Eggsy (Taron Egerton) is a young man with plenty of
talent and potential, but is stuck in a rut, stealing cars for fun, spending
what money he has down the local boozer, and forced to put up with his thuggish
stepdad’s constant putdowns. After a run-in with the police, Eggsy is recruited
by Harry Hart (Colin Firth) to join international spy agency Kingsman, where
not only must he prove himself during training, he also has to survive it.
The performances in Kingsman
are all solid. Colin Firth steals the show as Harry Hart. He’s suave, delivers a
droll one-liner at a moment’s notice, and he’s deadly; the man can literally
kick ass. While a couple of set-pieces have clearly been tinkered by CGI, Firth
does the majority of his own fights. Firth, who rose to fame as Mr Darcy in the
BBC’s Pride and Prejudice, is just as
convincing and lethal as Daniel Craig’s Bond or Matt Damon’s Bourne. Samuel L
Jackson hams it up as the film’s megalomaniac villain, having plenty of fun
with his scenes. Valentine is text book Bond villain (including a secret
underground lair), but at least Jackson gives plenty of charisma and laughs. Mark
Strong gets something to do for once as Merlin, Kingsman’s answer to Q; not
just standing in a lab creating lethal new toys, Strong gets in on the action
as well. Sophie Cookson, as fellow recruit Roxy, gets a female supporting role
where she’s not just eye candy, she’s got the brains and able to knock someone
out just as well as the boys, the only problem is the film’s climax, where
Cookson is literally moved out the way (Earth’s upper atmosphere – you can’t
get further away!) so that Egerton can take the glory.
As for Egerton, you can’t argue that he’s got the personality
to hold the film together, it’s just a shame that Eggsy has been written as a
massive Daily Mail stereotype: baseball cap, hoodie, trainers, lives in a dingy
London flat with his cockney tart mum (Eastenders’

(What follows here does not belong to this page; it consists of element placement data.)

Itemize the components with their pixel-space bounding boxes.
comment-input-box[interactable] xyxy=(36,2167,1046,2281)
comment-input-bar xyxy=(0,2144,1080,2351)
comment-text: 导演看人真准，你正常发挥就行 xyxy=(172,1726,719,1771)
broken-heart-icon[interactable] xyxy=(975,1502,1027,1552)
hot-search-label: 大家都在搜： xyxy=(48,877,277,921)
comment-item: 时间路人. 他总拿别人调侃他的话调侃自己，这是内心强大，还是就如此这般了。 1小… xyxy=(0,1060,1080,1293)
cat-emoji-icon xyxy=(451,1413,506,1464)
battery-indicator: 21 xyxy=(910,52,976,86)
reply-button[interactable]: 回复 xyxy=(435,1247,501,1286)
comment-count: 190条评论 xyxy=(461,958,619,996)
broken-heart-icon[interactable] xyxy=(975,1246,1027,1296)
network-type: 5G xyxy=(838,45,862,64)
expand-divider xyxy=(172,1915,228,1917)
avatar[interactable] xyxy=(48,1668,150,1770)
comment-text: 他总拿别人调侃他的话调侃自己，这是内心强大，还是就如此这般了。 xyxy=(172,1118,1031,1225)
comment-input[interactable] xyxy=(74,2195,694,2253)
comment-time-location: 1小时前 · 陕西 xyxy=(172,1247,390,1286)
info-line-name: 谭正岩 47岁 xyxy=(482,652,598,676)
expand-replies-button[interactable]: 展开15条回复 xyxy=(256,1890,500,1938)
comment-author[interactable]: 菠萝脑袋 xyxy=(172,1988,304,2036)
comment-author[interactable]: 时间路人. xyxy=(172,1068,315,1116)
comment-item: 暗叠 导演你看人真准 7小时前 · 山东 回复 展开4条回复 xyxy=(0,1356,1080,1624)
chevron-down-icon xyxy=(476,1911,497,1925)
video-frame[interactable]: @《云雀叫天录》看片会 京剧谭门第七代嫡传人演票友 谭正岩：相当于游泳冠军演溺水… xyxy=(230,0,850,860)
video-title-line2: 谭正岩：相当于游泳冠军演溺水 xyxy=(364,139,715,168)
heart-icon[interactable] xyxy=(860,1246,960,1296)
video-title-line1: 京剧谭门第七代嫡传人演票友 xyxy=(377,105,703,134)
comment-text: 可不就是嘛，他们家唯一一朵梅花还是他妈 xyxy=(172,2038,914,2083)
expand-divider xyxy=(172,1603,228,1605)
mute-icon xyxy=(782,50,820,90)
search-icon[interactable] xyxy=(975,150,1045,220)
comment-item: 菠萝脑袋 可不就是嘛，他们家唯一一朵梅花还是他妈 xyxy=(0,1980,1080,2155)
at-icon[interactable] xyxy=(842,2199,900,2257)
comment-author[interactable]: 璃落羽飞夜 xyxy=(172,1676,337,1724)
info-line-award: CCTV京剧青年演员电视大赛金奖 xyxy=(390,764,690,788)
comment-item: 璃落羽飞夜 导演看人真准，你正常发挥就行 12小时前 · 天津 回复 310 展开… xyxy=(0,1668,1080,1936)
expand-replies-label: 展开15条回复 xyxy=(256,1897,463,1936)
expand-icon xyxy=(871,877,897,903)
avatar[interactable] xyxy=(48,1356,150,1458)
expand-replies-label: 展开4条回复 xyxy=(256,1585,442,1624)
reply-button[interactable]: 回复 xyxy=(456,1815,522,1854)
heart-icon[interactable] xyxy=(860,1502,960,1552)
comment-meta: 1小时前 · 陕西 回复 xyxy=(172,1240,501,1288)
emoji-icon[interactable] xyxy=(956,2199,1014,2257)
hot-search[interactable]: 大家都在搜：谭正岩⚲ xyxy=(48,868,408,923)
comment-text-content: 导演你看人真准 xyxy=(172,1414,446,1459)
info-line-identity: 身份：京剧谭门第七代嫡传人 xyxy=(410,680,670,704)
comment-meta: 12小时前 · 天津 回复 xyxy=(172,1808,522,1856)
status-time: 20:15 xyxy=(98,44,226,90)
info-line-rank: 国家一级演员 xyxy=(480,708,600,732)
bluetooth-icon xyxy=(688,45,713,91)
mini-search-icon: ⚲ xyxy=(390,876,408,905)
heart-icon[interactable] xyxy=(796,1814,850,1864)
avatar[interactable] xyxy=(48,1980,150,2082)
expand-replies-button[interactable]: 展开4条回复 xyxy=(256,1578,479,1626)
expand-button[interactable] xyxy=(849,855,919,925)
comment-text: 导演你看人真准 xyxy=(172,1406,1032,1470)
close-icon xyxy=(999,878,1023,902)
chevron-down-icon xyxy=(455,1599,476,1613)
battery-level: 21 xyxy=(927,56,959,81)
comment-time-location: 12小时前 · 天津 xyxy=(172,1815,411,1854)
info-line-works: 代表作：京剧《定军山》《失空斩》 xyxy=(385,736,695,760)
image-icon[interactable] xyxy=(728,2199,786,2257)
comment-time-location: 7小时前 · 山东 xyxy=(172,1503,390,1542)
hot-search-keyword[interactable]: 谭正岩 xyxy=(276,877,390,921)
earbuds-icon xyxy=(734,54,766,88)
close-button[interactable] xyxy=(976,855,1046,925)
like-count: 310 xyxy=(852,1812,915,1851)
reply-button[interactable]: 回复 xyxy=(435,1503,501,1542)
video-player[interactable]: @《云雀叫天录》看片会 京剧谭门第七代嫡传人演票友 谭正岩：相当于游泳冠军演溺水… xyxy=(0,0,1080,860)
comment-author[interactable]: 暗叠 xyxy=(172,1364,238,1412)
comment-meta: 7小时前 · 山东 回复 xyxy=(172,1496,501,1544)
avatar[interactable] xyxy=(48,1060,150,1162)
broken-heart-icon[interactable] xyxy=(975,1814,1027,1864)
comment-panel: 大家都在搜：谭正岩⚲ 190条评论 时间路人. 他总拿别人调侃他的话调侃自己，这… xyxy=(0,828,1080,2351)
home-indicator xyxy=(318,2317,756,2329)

Samantha Womack), and steals things because he’s bored, Eggsy is Britain’s
middle class view of working class youth. Young people in this country are more
complicated than that and Matthew Vaughn and Jane Goldman (admittedly adapting
Mark Millar and Dave Gibbons’ graphic novel) took the easy way out when they
came up with Eggsy.
As you would expect from the director of Kick Ass, Kingsman’s violence is over-the-top splatter. Some critics have
described the gore as stomach-turning, but its larger-than-life, realism be
damned gore, much like Tarantino’s Kill
Bill instead of the projectile vomit inducing antics of Eli Roth’s Hostel. Kingsman’s stand out scene is what appears to be one solid take as
Firth wipes out the congregation of a racist, homophobic – everything ending in
‘ist’ or ‘ic’ – church, easily rivalling the ballet style choreography of
Gareth Evans’ Raid films.
Vaughn gives us a faithful recreation of the larger than
life spy films that were the norm before The
Bourne Identity and Casino Royale
ruined the party, whilst also coming up with a few of its own ideas (the
world’s population massacring each other to the soundtrack of KC and the
Sunshine Band’s Give It Up). The trouble is, because Kingsman rigidly sticks to the formula we all know and love, there
are no surprises, and even the script’s shock twists were done before in Bond
films from years back. You have the gadgets, cars, girls, double-crossings, the
henchwoman with razor sharp blades for legs, explosions, innuendos - everything you could want from a trip down memory
lane, and Kingsman is a hell of a lot
of fun, but it doesn’t have quite enough that’s new or never-saw-that-coming to
make it something you definitely need to go and watch.